I am glad that my hon. and learned Friend the Solicitor-General has said that he will look at this matter again, because he used one argument which I did not quite follow. He said that because representations had not been made to him by industry he felt that this Amendment should not be considered. I hope that argument will not be allowed to go unchallenged either on this Amendment or on any other.

Mr. Jenkins

The hon. and learned Solicitor-General complained that the Amendment on the Order Paper was rather different from that originally put forward, but his second speech was utterly different from his first speech, and I imagine that he had time for a little thought between the two. He began by saying that he himself was shocked at what he had said in his first speech. I do not know whether that is significant or not.

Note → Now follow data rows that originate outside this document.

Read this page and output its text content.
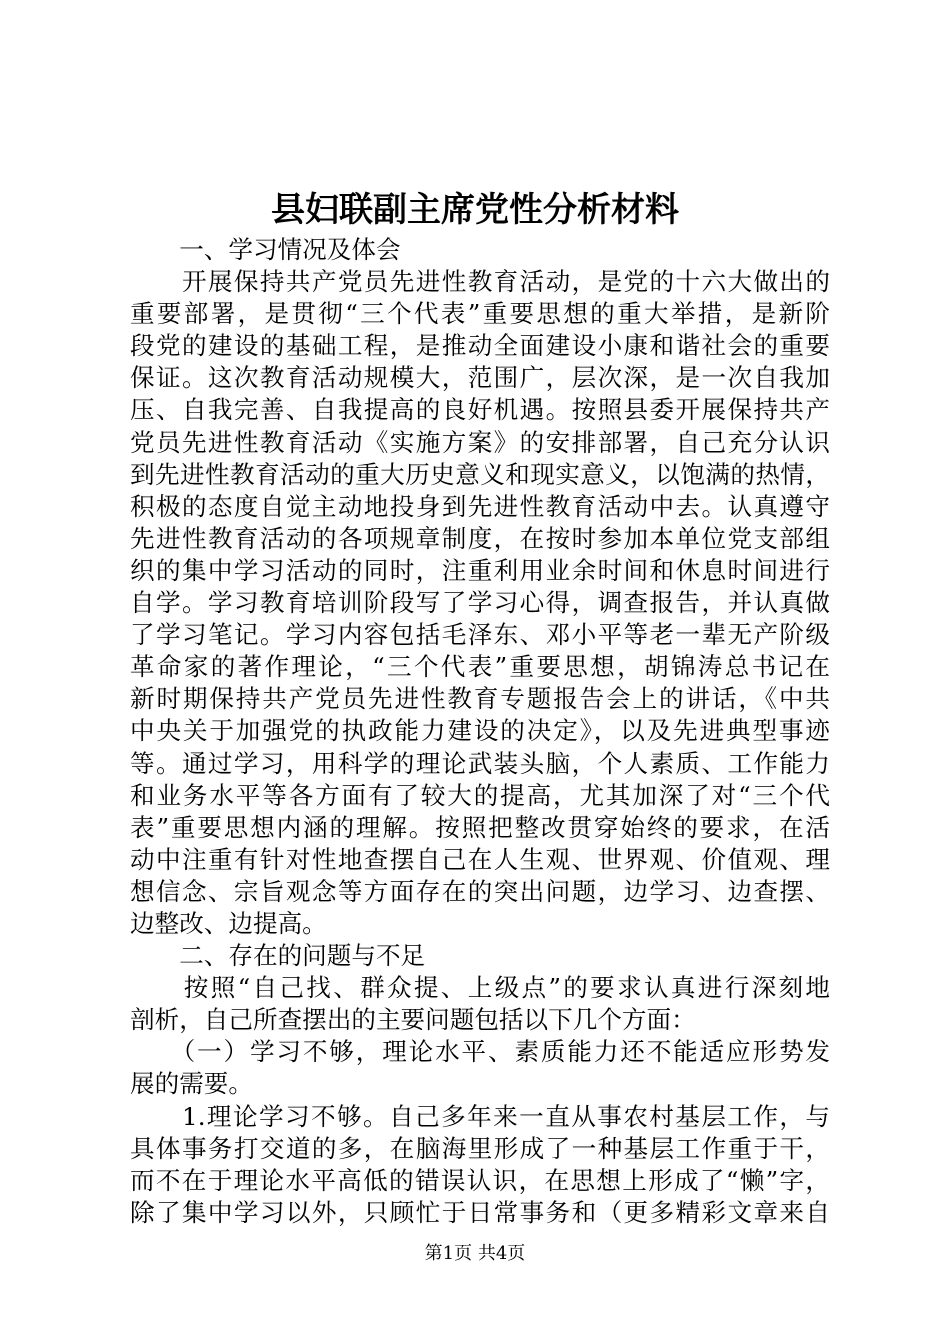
县妇联副主席党性分析材料
　　一、学习情况及体会
　　开展保持共产党员先进性教育活动，是党的十六大做出的
重要部署，是贯彻“三个代表”重要思想的重大举措，是新阶
段党的建设的基础工程，是推动全面建设小康和谐社会的重要
保证。这次教育活动规模大，范围广，层次深，是一次自我加
压、自我完善、自我提高的良好机遇。按照县委开展保持共产
党员先进性教育活动《实施方案》的安排部署，自己充分认识
到先进性教育活动的重大历史意义和现实意义，以饱满的热情，
积极的态度自觉主动地投身到先进性教育活动中去。认真遵守
先进性教育活动的各项规章制度，在按时参加本单位党支部组
织的集中学习活动的同时，注重利用业余时间和休息时间进行
自学。学习教育培训阶段写了学习心得，调查报告，并认真做
了学习笔记。学习内容包括毛泽东、邓小平等老一辈无产阶级
革命家的著作理论，“三个代表”重要思想，胡锦涛总书记在
新时期保持共产党员先进性教育专题报告会上的讲话，《中共
中央关于加强党的执政能力建设的决定》，以及先进典型事迹
等。通过学习，用科学的理论武装头脑，个人素质、工作能力
和业务水平等各方面有了较大的提高，尤其加深了对“三个代
表”重要思想内涵的理解。按照把整改贯穿始终的要求，在活
动中注重有针对性地查摆自己在人生观、世界观、价值观、理
想信念、宗旨观念等方面存在的突出问题，边学习、边查摆、
边整改、边提高。
　　二、存在的问题与不足
　　按照“自己找、群众提、上级点”的要求认真进行深刻地
剖析，自己所查摆出的主要问题包括以下几个方面：
　　（一）学习不够，理论水平、素质能力还不能适应形势发
展的需要。
　　1.理论学习不够。自己多年来一直从事农村基层工作，与
具体事务打交道的多，在脑海里形成了一种基层工作重于干，
而不在于理论水平高低的错误认识，在思想上形成了“懒”字，
除了集中学习以外，只顾忙于日常事务和（更多精彩文章来自
第1页 共4页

I am glad that the hon. Member for Heeley (Mr. P. Roberts)—although I do not often agree with him—emphasised the point about there being no pressure from mining interests. The Chancellor of the Exchequer was extremely annoyed the other day when he thought that somebody on this side of the Committee was accusing him of giving way to City pressure. He said that was absolute nonsense. Therefore, it is no good the hon. and learned Gentleman the Solicitor-General coming along and saying that this is not a serious point because there has been no pressure from mining interests.

I am glad to know that he is now taking up a more sympathetic attitude, because he really did put forward a number of rather contradictory reasons for not accepting this Amendment. If I now understand him to say that because of the drafting error he wants more time to look at it, and that if the point is not covered by Clause 54 (2) he will put something down on the Report stage, I shall be satisfied.

5.0 p.m.

The Solicitor-General

I am not committing myself or the Government to putting anything down, but we shall look into it very carefully.

Mr. Jenkins

In that case I beg to ask leave to withdraw the Amendment.

Amendment, by leave, withdrawn.

Clause, as amended, ordered to stand part of the Bill.